High Level Synopsis
Interesting Data on the internet
some works I did on scraping were scraping information Hong Kong government and using another way to present them. One of them was greenhk: http://greenhk.heroku.com
There are lots of interesting data on Gov website that you can also try: Census and Statistics, Environmental Statistics
Did a life demo on scraping openrice restaurant name
- Use Firebug to locate the information I want to scrape
- Open up Ruby console:
irb
require 'rubygems'
require 'mechanize'
agent = Mechanize.new
page = agent.get("http://www.openrice.com/restaurant/sr1.htm?s=1&district_id=&inputcategory=cname&inputstrrest=")
page.search(".resttitle").count
name_link = page.search(".resttitle").search("a").first
name_link.attribute("href").value
Sample program
then I showed the source code of my resumable web scrapers on github
One Issue for discussion
I raised one question that people always asked me: "Is it illegal?". My answer was that "grey area, depends on how you use the data".
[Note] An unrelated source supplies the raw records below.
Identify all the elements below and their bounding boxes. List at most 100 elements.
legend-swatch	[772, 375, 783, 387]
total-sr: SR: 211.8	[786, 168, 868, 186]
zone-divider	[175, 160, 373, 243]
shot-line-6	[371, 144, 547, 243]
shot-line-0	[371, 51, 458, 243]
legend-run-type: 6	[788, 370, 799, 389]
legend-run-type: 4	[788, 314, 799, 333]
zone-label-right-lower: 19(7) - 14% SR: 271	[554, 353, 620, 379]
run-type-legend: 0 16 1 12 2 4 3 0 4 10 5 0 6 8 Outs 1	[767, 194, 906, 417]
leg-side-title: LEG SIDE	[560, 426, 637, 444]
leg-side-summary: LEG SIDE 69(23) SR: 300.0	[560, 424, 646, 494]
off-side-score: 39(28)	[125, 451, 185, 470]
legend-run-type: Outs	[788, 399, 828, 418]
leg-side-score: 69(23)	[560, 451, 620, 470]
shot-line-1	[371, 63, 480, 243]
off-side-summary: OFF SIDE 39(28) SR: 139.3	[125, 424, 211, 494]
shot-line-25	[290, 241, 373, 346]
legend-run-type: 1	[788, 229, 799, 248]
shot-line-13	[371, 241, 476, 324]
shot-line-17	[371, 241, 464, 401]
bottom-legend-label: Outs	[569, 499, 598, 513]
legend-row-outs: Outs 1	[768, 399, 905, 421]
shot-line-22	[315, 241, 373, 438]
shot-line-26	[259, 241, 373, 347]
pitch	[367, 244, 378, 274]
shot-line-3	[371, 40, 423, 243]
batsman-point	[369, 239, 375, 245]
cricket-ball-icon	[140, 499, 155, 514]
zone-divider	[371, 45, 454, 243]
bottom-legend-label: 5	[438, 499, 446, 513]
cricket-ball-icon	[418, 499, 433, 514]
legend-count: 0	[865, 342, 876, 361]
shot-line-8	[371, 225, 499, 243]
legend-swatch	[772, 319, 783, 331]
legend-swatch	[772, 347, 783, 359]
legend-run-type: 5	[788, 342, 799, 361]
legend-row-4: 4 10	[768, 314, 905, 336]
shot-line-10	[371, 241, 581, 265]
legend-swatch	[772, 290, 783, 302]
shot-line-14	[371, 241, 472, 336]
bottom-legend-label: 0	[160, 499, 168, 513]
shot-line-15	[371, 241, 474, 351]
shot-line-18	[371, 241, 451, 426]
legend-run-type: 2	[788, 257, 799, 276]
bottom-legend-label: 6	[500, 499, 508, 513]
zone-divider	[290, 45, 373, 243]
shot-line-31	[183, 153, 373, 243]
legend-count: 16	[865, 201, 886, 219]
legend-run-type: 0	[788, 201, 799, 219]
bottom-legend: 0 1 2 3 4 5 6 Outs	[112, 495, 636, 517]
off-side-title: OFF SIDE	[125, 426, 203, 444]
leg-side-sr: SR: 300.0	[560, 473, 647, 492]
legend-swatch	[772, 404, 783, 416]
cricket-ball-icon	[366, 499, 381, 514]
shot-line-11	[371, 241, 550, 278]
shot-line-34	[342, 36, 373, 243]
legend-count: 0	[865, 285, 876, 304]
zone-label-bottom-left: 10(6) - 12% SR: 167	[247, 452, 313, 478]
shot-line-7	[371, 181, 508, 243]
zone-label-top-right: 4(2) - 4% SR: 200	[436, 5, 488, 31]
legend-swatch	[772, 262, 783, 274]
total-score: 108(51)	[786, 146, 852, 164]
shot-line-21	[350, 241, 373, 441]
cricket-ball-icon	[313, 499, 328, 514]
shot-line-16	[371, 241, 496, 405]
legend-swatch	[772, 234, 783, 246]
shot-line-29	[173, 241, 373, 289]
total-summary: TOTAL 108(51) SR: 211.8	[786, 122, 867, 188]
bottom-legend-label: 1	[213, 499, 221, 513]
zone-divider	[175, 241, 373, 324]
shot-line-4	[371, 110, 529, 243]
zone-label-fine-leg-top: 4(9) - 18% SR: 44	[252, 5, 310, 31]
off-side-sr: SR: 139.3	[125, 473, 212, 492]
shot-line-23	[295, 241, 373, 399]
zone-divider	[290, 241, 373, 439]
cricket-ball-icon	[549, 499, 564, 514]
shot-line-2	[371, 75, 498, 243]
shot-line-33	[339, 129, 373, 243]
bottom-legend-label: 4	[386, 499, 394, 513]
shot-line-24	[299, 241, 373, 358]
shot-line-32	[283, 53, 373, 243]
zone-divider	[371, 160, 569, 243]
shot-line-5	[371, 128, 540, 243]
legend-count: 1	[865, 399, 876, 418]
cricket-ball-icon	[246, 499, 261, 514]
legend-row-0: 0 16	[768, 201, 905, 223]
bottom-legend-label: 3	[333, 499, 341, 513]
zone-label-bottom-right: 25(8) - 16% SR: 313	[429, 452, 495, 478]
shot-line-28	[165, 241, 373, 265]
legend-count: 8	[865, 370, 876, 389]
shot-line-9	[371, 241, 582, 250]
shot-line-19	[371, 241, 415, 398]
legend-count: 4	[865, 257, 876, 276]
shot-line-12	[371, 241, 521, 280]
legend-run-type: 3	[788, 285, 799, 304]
Because I did present on penetration testing before, and I did mention I played some hacking games too, coders there seems interpreting my hacker/coder image as cracker ... sigh ...
I did performance testing or penetration testing only with authorization. I said "It may be illegal if you use it for commercial activities."
But after the sharing, I think a better answer would be ... the data is published for public usage. You can certainly take contact info like those on openrice and call the restaurant. But I think you would be crossing the line, if you use that data as if you are owning the data and use it for evil things.
Surely this statement is not precise enough, but this is the abstract way for me to determine if something is bad or not.